Soon after the crossroad, the path turned uphill, and we started the most tiring section of the hike. For the next 2 kilometres we climbed uphill through the forest, gaining about 250 metres of elevation.

Towards the end of the climb, the terrain flattened, and we came across a series of small grassy meadows dotted with colourful winter wildflowers.

A trail in Northeast Parnitha, Greece
A stream in Northeast Parnitha, Greece
A trail in Northeast Parnitha, Greece

Xouliza – Vrokoli – Lakka Milias

At Xouliza, a long, narrow meadow and our turning point, we encountered the trail from Saloniki to Mola that we remembered from our previous hikes.

Turning left here in the direction of Mola, we walked only about 10 or 20 metres before spotting another path branching off to the left, coming from the same direction we had just walked.

From here we joined the trail and began our return toward Agios Merkourios. At first, the path ran almost horizontally along the top of the hill, winding through bushes and strawberry trees and offering glimpses of the sea and Mount Dirfi in the distance.
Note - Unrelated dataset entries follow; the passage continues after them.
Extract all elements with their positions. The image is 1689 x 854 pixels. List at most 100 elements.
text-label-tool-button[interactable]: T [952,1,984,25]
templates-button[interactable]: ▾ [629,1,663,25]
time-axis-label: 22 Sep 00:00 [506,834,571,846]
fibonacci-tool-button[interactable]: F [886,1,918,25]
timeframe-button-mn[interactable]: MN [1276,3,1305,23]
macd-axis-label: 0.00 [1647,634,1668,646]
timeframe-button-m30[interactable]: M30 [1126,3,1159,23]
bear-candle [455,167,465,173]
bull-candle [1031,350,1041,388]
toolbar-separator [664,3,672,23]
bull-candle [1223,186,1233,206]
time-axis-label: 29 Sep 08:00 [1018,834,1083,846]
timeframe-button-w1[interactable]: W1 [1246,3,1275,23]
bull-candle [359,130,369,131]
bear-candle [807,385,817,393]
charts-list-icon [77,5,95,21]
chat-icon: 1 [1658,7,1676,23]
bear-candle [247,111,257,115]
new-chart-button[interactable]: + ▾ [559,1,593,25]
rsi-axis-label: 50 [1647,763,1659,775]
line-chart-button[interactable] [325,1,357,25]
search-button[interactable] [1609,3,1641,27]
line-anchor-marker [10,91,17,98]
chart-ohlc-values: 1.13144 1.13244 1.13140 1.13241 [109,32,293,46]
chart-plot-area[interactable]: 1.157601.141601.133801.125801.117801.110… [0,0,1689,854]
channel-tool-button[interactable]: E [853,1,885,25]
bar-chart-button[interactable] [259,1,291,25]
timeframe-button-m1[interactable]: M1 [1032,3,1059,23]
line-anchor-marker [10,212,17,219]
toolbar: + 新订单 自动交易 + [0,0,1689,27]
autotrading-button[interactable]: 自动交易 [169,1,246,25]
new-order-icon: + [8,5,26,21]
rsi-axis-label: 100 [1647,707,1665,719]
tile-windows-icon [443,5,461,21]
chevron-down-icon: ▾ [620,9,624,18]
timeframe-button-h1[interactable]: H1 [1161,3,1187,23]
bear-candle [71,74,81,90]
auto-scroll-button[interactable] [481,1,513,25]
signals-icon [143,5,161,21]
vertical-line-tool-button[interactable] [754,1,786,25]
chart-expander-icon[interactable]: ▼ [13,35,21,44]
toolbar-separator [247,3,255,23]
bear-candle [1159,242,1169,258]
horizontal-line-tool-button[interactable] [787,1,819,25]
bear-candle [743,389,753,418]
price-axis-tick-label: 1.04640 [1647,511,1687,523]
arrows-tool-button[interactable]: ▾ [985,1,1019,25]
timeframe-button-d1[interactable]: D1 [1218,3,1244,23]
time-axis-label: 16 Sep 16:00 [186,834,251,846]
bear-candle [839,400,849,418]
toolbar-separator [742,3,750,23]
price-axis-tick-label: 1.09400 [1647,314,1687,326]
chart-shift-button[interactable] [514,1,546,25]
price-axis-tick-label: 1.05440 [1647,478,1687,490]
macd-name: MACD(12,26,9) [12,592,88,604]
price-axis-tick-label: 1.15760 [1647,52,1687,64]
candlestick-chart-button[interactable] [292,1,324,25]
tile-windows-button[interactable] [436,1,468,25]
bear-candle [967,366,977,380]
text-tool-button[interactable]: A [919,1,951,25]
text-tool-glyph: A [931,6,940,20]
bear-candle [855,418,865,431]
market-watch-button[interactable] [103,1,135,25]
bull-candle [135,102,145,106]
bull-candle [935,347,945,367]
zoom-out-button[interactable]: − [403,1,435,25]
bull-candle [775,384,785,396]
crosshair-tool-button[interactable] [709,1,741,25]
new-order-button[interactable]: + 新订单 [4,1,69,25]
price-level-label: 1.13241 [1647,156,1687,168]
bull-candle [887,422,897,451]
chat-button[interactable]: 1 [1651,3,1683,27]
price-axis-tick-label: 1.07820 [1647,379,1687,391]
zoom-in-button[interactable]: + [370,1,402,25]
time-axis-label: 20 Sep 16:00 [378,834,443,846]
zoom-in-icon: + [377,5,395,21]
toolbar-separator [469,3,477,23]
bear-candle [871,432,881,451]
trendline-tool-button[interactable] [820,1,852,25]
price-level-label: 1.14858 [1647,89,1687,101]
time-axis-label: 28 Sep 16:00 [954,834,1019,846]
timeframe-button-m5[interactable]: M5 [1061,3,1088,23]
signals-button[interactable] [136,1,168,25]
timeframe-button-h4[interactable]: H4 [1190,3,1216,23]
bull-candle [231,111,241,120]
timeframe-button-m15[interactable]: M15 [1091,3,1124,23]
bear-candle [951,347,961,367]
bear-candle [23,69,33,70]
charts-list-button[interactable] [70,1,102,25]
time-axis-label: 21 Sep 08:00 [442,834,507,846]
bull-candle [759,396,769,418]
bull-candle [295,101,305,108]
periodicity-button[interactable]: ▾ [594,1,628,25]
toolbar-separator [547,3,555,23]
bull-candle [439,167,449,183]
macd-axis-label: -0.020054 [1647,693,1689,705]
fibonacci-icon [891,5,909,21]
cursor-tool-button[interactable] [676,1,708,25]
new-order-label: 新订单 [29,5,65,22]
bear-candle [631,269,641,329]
After about half a kilometre, it turned downhill and descended quite steeply through the wooded slopes.

Views from Parnitha towards Euboea and Mount Dirfi, Greece

Once the terrain flattened a bit, the trail turned into a dirt road, and the surrounding forest gave way to pastures and majestic plane trees.

A narrow trail soon appeared on the right, diving back into the forest after about 500 metres on the dirt road. This crossroads of paths, called Vrokoli, was a bit confusing, so pay attention here.

Joining this trail, we continued for another 2 kilometres until we reached the dirt road where we had started this circular part of our hike. We followed the dirt road all the way back up to Agios Merkourios and our car without any complications.